The CRL might have been only a matter of time after FDA advisers this spring unanimously sided against approval of Delcath's Melblez, a product designed to deliver high doses of chemo, as a treatment for a rare form of eye cancer that spreads to the liver. Seven percent of patients in a study of the system died from complications related to the treatment. In the requested new clinical trial for the product, U.S. regulators asked for a controlled, randomized study to gauge safety and efficacy of Melblez with the main efficacy goal of overall survival, the company said on Friday.
Delcath's share price has already tumbled into penny-stock territory this year, falling nearly 70% in 2013 to 37 cents per share as of Thursday's close. Shares were down 2.5 cents in early trading today. Many investors already jettisoned their holdings in the company, which has a market value of $37.6 million.
The company said that Hobbs's tenure as CEO ended on September 10, two days before the CRL arrived on September 12. On an interim basis, Jennifer Simpson, global head of business operations, and Graham Miao, chief financial officer, will serve as co-CEOs and presidents of the company.
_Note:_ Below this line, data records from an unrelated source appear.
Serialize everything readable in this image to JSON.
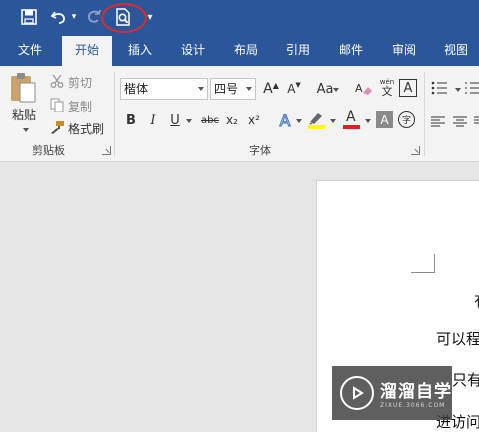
{
  "quick_access": {
    "undo_dropdown": "▾",
    "customize_dropdown": "▾"
  },
  "tabs": [
    {
      "label": "文件"
    },
    {
      "label": "开始"
    },
    {
      "label": "插入"
    },
    {
      "label": "设计"
    },
    {
      "label": "布局"
    },
    {
      "label": "引用"
    },
    {
      "label": "邮件"
    },
    {
      "label": "审阅"
    },
    {
      "label": "视图"
    }
  ],
  "active_tab": "开始",
  "clipboard": {
    "paste_label": "粘贴",
    "cut_label": "剪切",
    "copy_label": "复制",
    "format_painter_label": "格式刷",
    "group_label": "剪贴板"
  },
  "font": {
    "font_name": "楷体",
    "font_size": "四号",
    "group_label": "字体",
    "bold": "B",
    "italic": "I",
    "underline": "U",
    "strikethrough": "abc",
    "subscript": "x₂",
    "superscript": "x²",
    "grow_font": "A",
    "shrink_font": "A",
    "change_case": "Aa",
    "phonetic_top": "wén",
    "phonetic_bottom": "文",
    "char_border": "A",
    "text_effects": "A",
    "font_color": "A",
    "char_shading": "A",
    "enclose_char": "字"
  },
  "colors": {
    "accent": "#2b579a",
    "highlight": "#ffff00",
    "font_color": "#e02020",
    "annotation_ring": "#e02a2a"
  },
  "document": {
    "lines": [
      "有",
      "可以程",
      "只有",
      "进访问"
    ]
  },
  "watermark": {
    "title": "溜溜自学",
    "subtitle": "ZIXUE.3066.COM"
  }
}
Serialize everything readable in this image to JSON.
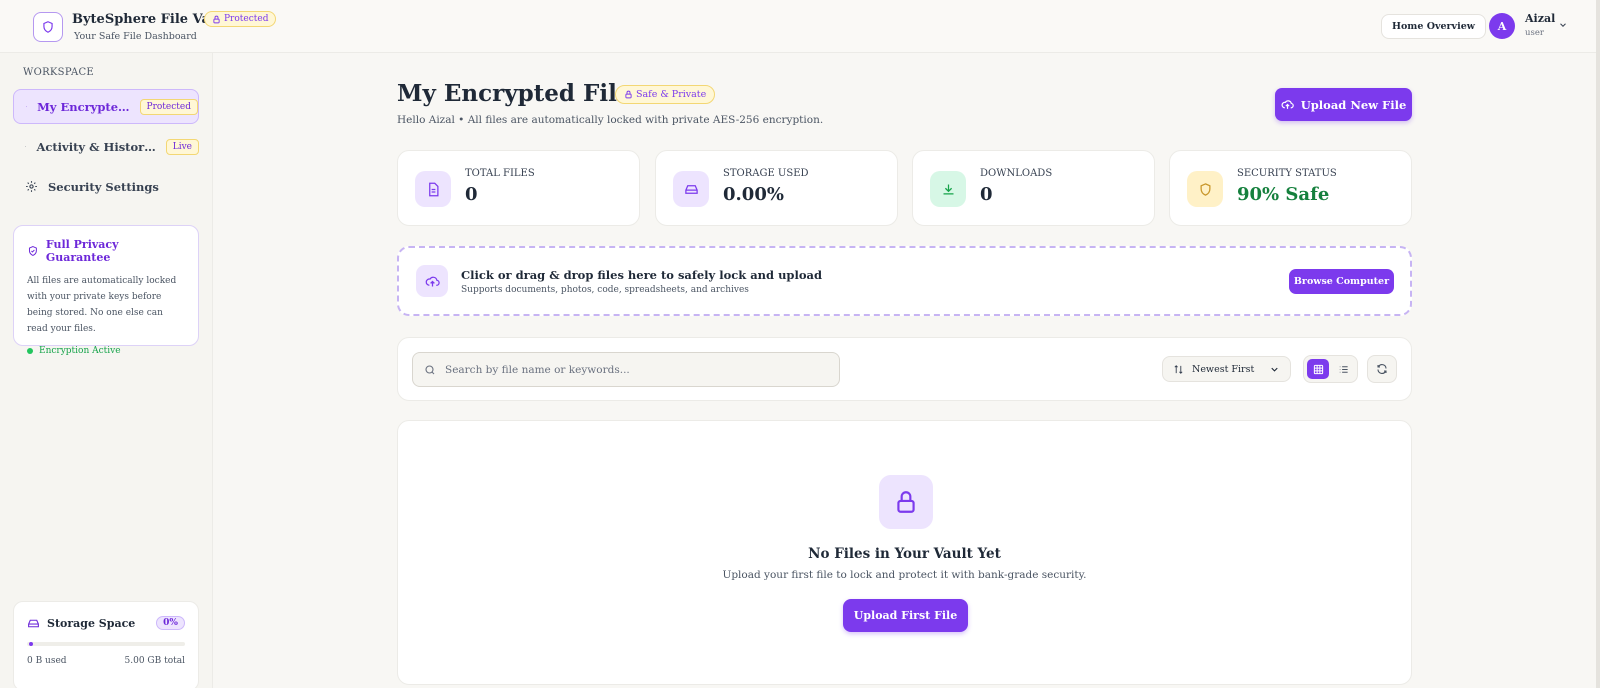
{
  "header": {
    "app_title": "ByteSphere File Vault",
    "app_subtitle": "Your Safe File Dashboard",
    "protected_badge": "Protected",
    "home_button": "Home Overview",
    "user": {
      "initial": "A",
      "name": "Aizal",
      "role": "user"
    }
  },
  "sidebar": {
    "section_label": "WORKSPACE",
    "items": [
      {
        "label": "My Encrypte…",
        "badge": "Protected",
        "active": true,
        "icon": "folder-lock-icon"
      },
      {
        "label": "Activity & Histor…",
        "badge": "Live",
        "active": false,
        "icon": "activity-icon"
      },
      {
        "label": "Security Settings",
        "badge": "",
        "active": false,
        "icon": "gear-icon"
      }
    ],
    "privacy": {
      "title": "Full Privacy Guarantee",
      "text": "All files are automatically locked with your private keys before being stored. No one else can read your files.",
      "status": "Encryption Active"
    },
    "storage": {
      "title": "Storage Space",
      "percent_label": "0%",
      "used_fraction": 0,
      "used": "0 B used",
      "total": "5.00 GB total"
    }
  },
  "main": {
    "title": "My Encrypted Files",
    "title_badge": "Safe & Private",
    "subtitle": "Hello Aizal • All files are automatically locked with private AES-256 encryption.",
    "upload_button": "Upload New File",
    "stats": [
      {
        "label": "TOTAL FILES",
        "value": "0",
        "icon": "file-icon",
        "icon_bg": "#ede4fe",
        "icon_color": "#7c3aed"
      },
      {
        "label": "STORAGE USED",
        "value": "0.00%",
        "icon": "drive-icon",
        "icon_bg": "#ede4fe",
        "icon_color": "#7c3aed"
      },
      {
        "label": "DOWNLOADS",
        "value": "0",
        "icon": "download-icon",
        "icon_bg": "#d7f7e6",
        "icon_color": "#16a34a"
      },
      {
        "label": "SECURITY STATUS",
        "value": "90% Safe",
        "icon": "shield-icon",
        "icon_bg": "#fff1c7",
        "icon_color": "#c8962a"
      }
    ],
    "dropzone": {
      "title": "Click or drag & drop files here to safely lock and upload",
      "subtitle": "Supports documents, photos, code, spreadsheets, and archives",
      "button": "Browse Computer"
    },
    "search": {
      "placeholder": "Search by file name or keywords...",
      "value": ""
    },
    "sort": {
      "selected": "Newest First"
    },
    "empty": {
      "title": "No Files in Your Vault Yet",
      "subtitle": "Upload your first file to lock and protect it with bank-grade security.",
      "button": "Upload First File"
    }
  },
  "colors": {
    "accent": "#7c3aed",
    "accent_light": "#ede4fe",
    "success": "#15803d",
    "warning_bg": "#fff7d6"
  }
}
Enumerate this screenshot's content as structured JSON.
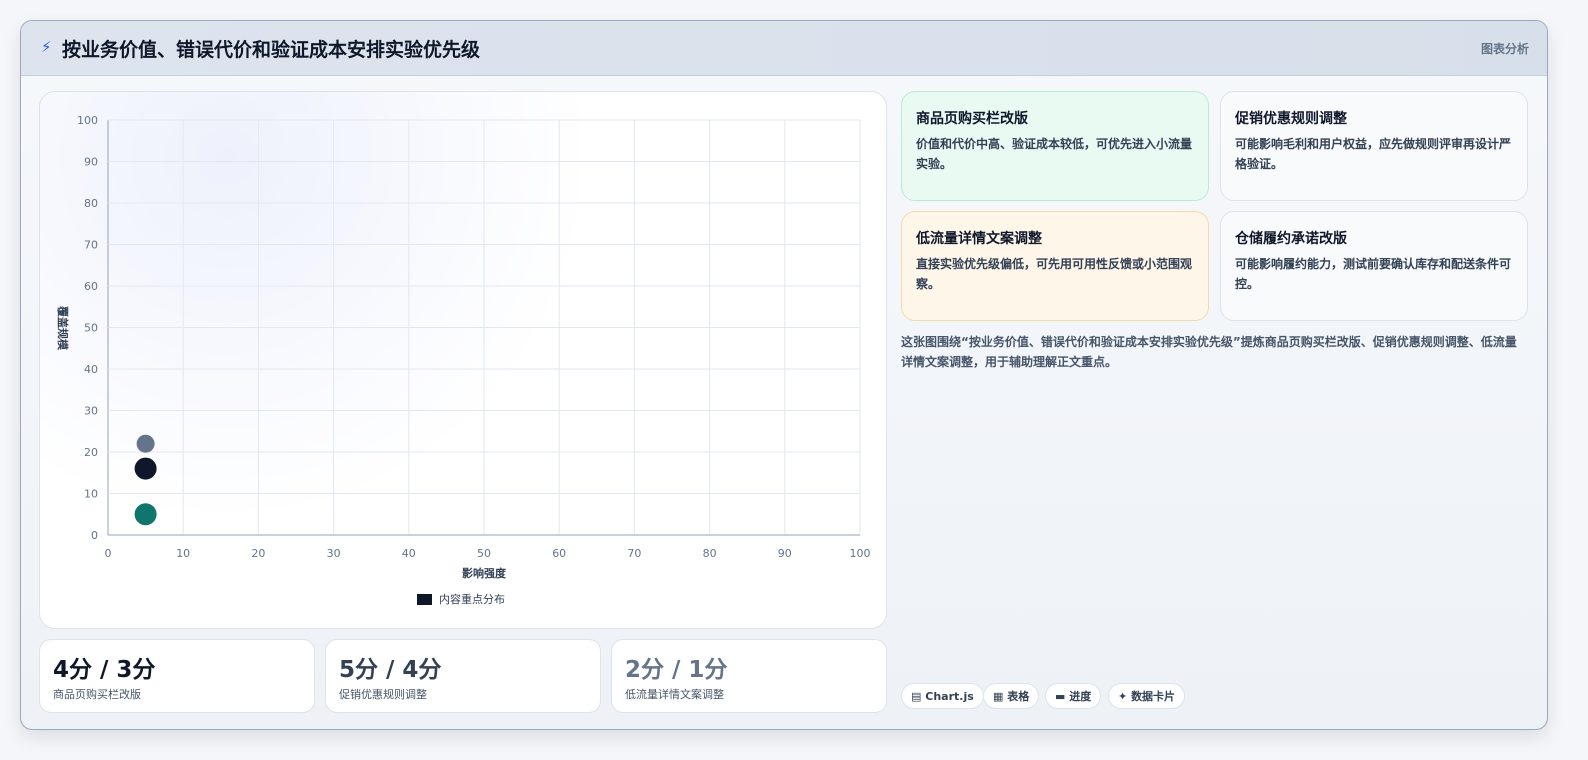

Hobbs also resigned from the board, with Dr. Harold Koplewicz stepping down from the chairman role and board member Gabriel Leung taking his place. Koplewicz will remain on the board.
The leadership shakeup follows multiple rounds of layoffs at Delcath over the course of this year, as the company sought to conserve funds and seek product revenue in Europe where its anti-cancer product gained a CE mark in 2012.